Michael Charles Dulin was born in Stepney, in the east end of London in the October of 1935. However, he grew up in Hertfordshire, and would attend Hitchin Grammar school during his youth. Micky had represented England Grammar Schools at football, and the promising footballer and sportsman who had also played for a very successful Hitchin Grammar school side, was scouted by Arthur Rowe’s Spurs during the pre-season of 1952, and he would later join the club on amateur forms. A winger with a good low centre of gravity, very good pace, skill and also strength on the ball. Micky had impressed so much during his early days at Spurs, that he had signed professional forms with them as early on as November of 1952. He would progress up the youth ranks at Spurs during the early 1950s, and travelling to where Spurs trained from Hertfordshire, he would often join former Spurs A and reserve team player Derek Castle on the train journey to Spurs, during those early days. Micky would later play for Spurs at A and B team level, and also in the London Midweek League for Spurs, during his early days at the club.
Having football heroes such as Sir Thomas Finney and Sir Stanley Matthews, Micky was also in awe of the great players who were around at Spurs during the early 1950s, after he had just joined the club. Micky continued to progress well at Spurs, featuring even for the Spurs reserve side, before in the August of 1954, he featured in a friendly against French side Lille Olympique. This was to be the first of 25 Spurs first team appearances that the winger made for the club (11 of those appearances came in competitive competitions). Spurs were starting to build a special team during the late 1950s, not long after many of the players from the great success of the 1950/51 side had either left the club or retired. During his time as a player at the club, Micky Dulin would travel abroad to play for them during a tour of America and Canada, and he played with some of the finest players to ever play for Spurs. Players such as Danny Blanchflower and Eddie Baily, to name just a couple.
Very sadly an injury to Micky’s cruciate ligament in a First Division game against Birmingham City in late 1957, would end Micky’s footballing career and time at Spurs. It was a very sad end to his time at the club, and only four years later, when Micky would likely have been in his footballing prime, Spurs won the double. There would have been an excellent chance that Micky would have been part of that double winning success, at the club. Despite having to retire from playing the game professionally in the late 1950s, the former Spurs player would go onto achieve great things during his life, and in football. Micky became Wingate manager in 1967, starting a legendary association with the non-League club that is now known as Wingate & Finchley. He was named life vice-president of the club in 2000. However, Micky would also manage Barking and also Ilford.

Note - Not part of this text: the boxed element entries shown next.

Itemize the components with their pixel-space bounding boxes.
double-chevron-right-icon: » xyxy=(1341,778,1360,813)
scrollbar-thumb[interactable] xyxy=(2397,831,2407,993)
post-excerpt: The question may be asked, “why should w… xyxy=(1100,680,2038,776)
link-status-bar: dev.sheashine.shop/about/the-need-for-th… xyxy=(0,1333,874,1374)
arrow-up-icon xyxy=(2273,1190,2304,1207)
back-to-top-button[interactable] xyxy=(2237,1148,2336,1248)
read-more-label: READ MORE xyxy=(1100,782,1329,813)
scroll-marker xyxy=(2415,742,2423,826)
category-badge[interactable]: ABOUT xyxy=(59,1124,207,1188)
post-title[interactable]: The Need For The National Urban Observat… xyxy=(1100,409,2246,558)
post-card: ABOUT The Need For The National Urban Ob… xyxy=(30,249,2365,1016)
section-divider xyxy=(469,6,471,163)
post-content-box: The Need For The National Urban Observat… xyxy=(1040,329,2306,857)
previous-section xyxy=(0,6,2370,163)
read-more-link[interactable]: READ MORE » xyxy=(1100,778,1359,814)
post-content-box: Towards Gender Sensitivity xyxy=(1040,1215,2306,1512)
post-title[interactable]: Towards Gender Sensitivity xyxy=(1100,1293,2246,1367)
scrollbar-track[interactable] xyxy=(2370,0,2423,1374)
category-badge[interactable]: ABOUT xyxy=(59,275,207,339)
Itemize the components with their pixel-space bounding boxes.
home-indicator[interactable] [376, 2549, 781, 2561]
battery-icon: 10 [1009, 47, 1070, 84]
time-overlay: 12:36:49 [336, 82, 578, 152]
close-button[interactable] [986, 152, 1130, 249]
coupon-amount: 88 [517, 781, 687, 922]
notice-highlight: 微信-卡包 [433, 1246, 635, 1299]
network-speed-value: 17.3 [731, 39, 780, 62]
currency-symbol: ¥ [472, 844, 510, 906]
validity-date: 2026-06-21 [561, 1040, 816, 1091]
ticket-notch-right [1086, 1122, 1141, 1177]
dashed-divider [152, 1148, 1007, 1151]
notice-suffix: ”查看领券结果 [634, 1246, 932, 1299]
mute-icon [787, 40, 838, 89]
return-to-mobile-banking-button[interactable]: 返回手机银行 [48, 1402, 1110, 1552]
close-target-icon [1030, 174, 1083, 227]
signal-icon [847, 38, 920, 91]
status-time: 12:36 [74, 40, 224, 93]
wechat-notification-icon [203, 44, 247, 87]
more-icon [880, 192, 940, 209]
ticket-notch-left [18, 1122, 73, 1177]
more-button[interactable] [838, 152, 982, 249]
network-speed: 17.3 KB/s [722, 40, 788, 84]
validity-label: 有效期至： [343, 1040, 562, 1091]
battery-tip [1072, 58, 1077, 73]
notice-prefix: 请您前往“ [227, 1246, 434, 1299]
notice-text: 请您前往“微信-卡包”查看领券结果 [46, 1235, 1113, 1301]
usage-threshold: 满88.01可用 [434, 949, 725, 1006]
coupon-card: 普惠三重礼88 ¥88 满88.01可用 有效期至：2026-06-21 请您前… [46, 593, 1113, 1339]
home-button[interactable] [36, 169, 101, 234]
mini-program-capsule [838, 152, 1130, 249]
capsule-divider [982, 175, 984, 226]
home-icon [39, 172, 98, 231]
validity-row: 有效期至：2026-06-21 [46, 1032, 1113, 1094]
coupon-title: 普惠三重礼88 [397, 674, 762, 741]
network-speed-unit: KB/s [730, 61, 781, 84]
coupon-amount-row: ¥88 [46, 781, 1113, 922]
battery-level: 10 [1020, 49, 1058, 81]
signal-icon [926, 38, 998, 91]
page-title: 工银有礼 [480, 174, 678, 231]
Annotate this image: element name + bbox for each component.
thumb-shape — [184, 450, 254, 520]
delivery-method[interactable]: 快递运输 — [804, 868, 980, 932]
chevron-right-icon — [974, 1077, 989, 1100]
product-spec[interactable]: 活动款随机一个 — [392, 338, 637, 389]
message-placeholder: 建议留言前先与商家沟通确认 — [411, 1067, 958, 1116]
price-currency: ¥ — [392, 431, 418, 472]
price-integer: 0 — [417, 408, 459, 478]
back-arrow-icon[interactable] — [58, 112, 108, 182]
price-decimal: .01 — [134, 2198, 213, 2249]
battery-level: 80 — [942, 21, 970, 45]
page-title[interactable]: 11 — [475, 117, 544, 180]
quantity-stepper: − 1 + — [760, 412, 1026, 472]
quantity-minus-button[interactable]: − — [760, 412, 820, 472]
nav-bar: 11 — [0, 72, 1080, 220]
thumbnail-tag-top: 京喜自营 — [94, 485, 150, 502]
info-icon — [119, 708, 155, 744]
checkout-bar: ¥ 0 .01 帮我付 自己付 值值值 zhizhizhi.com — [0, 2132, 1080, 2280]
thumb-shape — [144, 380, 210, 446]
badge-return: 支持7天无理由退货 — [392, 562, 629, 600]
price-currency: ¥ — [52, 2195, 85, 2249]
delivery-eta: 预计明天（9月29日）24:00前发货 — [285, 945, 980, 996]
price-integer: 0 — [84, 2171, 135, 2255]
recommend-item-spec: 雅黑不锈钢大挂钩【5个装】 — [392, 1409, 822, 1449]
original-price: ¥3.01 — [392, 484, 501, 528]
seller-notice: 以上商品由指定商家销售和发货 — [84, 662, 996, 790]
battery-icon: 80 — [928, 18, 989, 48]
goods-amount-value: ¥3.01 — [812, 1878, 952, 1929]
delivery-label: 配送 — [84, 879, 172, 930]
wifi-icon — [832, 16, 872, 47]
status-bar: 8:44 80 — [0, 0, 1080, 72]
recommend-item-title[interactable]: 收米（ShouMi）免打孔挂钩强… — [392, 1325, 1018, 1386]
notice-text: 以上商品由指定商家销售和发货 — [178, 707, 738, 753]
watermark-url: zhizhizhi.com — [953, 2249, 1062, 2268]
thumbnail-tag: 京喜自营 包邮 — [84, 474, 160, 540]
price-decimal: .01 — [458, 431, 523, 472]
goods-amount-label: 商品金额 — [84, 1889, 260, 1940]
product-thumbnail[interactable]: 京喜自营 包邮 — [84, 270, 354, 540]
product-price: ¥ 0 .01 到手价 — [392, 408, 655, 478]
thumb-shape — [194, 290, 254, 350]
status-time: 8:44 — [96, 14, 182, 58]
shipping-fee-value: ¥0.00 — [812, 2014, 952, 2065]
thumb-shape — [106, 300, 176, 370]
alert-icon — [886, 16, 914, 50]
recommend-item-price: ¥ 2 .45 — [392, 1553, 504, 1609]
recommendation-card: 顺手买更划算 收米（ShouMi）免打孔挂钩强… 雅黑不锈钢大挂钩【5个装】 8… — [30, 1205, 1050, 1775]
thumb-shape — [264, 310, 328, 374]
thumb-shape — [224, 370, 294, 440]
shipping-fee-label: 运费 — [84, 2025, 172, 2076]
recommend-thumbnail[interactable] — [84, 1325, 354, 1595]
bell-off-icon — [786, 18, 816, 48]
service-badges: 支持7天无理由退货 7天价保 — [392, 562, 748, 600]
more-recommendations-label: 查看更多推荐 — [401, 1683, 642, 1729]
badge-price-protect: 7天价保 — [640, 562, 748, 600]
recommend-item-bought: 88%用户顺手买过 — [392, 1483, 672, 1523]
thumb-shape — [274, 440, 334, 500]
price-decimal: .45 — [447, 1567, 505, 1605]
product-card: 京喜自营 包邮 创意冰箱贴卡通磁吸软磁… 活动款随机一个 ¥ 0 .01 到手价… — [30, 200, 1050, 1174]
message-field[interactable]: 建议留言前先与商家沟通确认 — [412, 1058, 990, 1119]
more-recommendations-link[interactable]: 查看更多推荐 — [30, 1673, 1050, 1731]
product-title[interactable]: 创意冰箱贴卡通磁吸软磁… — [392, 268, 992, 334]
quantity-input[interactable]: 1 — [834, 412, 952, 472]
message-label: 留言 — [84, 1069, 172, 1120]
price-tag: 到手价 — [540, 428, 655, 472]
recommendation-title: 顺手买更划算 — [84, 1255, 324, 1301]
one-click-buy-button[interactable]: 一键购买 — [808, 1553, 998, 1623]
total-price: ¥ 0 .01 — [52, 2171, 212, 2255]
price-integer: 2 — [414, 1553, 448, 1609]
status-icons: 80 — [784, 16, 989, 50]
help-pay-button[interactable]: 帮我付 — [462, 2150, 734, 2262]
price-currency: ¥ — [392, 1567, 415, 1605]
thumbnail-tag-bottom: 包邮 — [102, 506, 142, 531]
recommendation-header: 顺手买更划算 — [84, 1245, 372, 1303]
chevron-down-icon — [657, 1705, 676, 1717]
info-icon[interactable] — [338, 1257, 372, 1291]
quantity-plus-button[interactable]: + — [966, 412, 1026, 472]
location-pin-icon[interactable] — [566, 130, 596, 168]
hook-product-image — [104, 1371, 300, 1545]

Still playing in charity/veterans games for a number of years, after he had finished playing football for Spurs. Micky would work for the fire brigade, and also as a sports development officer at Waltham Forest. I had the great pleasure and privilege of meeting and interviewing Micky, in 2018, about his time at Spurs during the 1950s. It was without doubt one of the most memorable and interesting Spurs interviews that I have ever done. Micky sadly passed away in 2021. His legacy of all that he achieved in his life will live on. To have appeared for the Spurs first team during the 1950s as a youth team graduate, with all of the great players that were around at Spurs at that time, was a great achievement, and is a credit to just how talented a footballer Micky was.